What are the most common Uzbek verbs?

The most common Uzbek verbs include bo'lmoq (to be, to become), ega bo'lmoq (to have, to possess), bormoq (to go), kelmoq (to come), qilmoq (to do, to make), bermoq (to give), olmoq (to take, to get), ko'rmoq (to see). These high-frequency verbs are also the most irregular in most languages, which is why they are worth drilling first. This tool has full present, past and future tables for all 16.

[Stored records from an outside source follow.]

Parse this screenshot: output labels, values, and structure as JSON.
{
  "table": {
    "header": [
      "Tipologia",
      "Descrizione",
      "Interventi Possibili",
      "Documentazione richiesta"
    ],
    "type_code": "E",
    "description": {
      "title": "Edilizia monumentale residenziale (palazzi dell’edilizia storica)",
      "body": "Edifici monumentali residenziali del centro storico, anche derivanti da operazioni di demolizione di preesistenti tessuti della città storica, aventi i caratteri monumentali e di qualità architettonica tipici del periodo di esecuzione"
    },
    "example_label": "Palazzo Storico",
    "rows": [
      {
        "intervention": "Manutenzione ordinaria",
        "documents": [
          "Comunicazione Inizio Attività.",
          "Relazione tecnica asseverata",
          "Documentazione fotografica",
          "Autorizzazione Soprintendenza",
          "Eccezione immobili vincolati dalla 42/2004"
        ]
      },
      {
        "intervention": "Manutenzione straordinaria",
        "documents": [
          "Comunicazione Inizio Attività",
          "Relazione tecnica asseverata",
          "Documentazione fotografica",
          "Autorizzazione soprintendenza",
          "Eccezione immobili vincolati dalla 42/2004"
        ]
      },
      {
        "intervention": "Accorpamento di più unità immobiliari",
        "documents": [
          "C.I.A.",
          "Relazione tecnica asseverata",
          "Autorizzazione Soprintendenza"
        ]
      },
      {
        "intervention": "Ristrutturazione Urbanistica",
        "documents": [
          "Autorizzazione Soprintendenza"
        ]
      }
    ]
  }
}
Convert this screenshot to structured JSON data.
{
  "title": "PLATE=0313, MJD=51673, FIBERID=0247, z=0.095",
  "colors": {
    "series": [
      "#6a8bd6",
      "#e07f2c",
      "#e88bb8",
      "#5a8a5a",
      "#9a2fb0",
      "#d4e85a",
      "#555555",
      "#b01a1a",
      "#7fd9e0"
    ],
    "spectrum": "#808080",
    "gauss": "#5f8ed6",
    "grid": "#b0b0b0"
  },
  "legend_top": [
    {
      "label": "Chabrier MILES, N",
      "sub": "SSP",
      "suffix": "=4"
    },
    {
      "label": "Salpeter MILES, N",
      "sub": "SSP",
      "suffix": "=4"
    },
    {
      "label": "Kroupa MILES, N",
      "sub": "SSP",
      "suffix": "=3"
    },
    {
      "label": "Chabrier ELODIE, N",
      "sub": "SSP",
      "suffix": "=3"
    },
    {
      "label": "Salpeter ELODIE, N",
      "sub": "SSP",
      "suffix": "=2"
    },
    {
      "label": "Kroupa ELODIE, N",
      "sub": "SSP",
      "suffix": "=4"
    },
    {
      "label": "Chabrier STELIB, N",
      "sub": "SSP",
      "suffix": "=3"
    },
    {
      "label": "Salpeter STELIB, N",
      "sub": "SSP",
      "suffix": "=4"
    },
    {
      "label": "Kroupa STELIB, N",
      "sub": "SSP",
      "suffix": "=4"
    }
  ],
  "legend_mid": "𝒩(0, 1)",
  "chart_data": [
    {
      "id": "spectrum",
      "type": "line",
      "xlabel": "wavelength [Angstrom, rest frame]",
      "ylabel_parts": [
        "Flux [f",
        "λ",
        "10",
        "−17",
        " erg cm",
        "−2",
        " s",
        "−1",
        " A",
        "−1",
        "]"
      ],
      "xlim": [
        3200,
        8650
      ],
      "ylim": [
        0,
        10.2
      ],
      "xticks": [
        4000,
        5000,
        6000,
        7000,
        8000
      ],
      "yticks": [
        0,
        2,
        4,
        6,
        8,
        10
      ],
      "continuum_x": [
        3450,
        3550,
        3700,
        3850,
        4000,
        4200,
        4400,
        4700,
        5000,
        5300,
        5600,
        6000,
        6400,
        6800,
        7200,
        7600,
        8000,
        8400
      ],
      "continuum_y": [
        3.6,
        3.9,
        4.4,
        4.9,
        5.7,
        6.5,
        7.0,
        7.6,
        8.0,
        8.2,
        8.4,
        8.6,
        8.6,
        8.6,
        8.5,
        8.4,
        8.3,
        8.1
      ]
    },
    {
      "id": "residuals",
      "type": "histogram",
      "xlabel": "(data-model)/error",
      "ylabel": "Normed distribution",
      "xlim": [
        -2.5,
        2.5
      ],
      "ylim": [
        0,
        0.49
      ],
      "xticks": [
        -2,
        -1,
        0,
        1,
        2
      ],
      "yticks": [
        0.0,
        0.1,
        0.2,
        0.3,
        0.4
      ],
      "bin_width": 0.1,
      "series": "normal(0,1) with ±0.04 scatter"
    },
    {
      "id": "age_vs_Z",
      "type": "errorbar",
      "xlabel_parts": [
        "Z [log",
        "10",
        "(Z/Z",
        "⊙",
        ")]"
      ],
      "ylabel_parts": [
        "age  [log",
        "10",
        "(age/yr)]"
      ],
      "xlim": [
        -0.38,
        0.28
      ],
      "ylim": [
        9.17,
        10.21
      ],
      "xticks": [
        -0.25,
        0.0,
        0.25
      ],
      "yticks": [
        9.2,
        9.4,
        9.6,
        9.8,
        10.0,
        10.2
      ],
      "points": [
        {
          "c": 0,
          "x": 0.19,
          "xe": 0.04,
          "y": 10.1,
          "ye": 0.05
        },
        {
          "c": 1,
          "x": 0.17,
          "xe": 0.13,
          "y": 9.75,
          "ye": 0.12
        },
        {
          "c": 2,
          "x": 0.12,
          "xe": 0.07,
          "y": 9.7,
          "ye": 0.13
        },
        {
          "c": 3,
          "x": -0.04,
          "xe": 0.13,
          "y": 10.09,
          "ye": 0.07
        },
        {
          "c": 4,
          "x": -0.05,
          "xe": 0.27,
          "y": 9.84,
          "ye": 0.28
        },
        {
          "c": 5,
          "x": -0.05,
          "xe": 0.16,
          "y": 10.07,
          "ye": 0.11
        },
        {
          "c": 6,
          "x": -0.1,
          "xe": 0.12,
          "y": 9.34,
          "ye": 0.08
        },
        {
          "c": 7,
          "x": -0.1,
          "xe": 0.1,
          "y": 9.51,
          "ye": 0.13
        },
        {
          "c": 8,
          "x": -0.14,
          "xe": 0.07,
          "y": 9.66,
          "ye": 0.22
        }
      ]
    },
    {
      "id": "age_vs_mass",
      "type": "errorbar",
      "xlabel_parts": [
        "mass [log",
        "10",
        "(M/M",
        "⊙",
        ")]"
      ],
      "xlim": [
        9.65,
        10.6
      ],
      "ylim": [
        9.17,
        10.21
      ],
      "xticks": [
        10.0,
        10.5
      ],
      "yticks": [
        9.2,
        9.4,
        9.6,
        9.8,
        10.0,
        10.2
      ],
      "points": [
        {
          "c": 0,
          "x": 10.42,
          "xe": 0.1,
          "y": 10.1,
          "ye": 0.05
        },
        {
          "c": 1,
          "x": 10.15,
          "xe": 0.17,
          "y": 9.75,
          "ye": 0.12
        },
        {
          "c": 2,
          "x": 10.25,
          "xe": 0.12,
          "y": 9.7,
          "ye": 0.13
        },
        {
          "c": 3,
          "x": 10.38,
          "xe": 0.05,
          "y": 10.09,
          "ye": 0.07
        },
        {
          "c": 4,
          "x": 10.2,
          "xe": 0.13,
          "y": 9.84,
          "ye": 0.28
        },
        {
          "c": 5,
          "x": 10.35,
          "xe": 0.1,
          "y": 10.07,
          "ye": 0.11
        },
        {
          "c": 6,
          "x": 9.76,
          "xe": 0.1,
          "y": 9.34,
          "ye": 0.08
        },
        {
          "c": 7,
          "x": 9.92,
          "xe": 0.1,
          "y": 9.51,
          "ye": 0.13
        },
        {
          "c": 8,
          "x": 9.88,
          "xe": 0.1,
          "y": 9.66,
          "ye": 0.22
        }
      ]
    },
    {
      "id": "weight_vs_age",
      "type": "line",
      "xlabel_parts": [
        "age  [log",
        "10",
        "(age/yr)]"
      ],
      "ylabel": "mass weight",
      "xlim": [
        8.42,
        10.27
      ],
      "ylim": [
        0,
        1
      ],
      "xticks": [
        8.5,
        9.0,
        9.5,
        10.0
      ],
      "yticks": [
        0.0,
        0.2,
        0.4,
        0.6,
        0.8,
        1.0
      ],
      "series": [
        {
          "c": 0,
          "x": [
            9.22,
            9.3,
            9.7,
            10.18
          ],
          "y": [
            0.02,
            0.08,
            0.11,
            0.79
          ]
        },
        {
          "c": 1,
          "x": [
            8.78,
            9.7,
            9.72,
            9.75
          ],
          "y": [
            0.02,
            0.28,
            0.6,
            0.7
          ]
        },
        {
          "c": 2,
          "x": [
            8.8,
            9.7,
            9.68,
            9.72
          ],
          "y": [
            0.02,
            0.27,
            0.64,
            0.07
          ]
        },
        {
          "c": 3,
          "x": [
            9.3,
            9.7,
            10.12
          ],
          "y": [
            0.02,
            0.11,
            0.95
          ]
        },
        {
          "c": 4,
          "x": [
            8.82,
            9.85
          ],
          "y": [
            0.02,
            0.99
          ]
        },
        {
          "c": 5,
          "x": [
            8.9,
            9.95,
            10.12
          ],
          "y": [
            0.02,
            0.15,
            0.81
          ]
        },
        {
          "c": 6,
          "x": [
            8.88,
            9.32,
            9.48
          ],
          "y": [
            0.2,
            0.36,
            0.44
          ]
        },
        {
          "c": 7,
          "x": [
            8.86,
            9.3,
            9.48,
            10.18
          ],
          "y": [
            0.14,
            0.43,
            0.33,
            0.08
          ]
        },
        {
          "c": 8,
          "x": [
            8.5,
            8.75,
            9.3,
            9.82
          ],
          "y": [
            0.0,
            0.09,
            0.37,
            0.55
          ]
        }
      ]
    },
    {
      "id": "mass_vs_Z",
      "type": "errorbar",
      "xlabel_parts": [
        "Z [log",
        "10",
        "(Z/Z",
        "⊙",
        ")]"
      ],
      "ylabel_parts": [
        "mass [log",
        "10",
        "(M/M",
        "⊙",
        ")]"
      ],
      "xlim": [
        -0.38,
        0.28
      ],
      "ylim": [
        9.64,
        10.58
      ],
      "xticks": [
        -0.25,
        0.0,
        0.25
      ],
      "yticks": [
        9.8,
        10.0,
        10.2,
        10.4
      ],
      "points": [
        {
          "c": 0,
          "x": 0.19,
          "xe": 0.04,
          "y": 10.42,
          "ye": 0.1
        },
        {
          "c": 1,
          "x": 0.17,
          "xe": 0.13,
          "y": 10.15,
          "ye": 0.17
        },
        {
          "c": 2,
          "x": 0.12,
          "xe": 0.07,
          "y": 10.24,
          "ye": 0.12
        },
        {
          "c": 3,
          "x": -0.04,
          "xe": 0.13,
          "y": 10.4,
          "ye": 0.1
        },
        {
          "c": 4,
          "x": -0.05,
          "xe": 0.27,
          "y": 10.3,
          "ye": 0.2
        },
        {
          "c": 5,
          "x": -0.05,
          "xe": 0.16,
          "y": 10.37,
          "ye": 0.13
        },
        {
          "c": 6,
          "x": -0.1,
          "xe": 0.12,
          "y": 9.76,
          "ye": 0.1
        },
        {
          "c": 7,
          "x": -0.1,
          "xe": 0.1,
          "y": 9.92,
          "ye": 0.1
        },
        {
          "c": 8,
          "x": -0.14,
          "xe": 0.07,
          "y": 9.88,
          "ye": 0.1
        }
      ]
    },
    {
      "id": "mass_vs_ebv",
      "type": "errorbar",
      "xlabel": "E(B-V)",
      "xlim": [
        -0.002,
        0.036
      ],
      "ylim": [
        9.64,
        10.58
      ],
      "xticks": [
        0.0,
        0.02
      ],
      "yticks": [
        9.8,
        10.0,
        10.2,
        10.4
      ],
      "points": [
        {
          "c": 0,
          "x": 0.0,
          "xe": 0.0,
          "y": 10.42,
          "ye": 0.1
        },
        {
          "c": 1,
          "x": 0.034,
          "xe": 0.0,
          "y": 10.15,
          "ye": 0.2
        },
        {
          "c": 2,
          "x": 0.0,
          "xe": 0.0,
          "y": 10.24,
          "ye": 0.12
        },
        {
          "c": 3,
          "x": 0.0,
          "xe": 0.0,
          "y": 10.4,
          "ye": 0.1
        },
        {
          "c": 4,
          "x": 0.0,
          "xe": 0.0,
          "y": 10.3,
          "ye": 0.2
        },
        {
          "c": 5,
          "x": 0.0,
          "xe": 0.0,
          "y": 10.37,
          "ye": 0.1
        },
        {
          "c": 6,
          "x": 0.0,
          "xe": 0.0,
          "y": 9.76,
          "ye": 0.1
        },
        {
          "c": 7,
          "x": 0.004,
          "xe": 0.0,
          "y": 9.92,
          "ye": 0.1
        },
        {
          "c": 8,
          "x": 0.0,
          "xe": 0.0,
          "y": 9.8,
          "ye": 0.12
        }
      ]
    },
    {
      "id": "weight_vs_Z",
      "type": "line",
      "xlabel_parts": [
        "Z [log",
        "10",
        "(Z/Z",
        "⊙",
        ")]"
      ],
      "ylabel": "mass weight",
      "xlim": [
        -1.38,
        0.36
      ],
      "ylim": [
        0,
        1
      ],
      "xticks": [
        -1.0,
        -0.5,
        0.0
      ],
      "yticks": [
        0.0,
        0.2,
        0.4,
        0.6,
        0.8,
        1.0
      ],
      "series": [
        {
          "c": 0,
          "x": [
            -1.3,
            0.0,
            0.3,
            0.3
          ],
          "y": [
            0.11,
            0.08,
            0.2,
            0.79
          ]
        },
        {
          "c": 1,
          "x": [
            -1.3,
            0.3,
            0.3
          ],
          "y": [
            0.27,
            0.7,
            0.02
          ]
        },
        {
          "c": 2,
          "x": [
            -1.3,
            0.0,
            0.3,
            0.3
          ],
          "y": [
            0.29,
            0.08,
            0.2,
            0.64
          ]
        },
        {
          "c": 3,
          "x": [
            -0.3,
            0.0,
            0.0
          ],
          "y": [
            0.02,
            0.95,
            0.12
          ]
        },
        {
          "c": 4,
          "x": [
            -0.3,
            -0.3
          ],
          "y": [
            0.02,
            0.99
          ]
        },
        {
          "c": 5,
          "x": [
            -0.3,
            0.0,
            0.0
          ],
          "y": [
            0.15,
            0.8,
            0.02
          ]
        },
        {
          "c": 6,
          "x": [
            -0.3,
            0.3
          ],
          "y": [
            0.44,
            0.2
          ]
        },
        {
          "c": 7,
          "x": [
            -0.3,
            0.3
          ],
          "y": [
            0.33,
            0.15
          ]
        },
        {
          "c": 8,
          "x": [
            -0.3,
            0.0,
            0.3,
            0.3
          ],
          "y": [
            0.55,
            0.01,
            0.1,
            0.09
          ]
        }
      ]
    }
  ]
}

Is Uzbek verb conjugation hard?

Uzbek conjugation takes practice but follows clear rules. Regular verbs are predictable once you learn the endings; the real work is the handful of very common irregular verbs and knowing which tense to use. Uzbek is FSI Category III, about 1100 hours to professional proficiency. The fastest way to make the forms automatic is to meet them again and again in real sentences, which is what reading does.

How many tenses does Uzbek have?

These three, Hozirgi-kelasi zamon (present-future), Hozirgi zamon davom fe'li (present continuous), Aniq o'tgan zamon (definite past), Yaqin o'tgan zamon (indefinite/perfect past), are the core of everyday Uzbek and the right place to start. Real Uzbek also uses other moods and aspects (and, in most languages, extra compound tenses), but they build on the same stems and personal endings you see in these tables.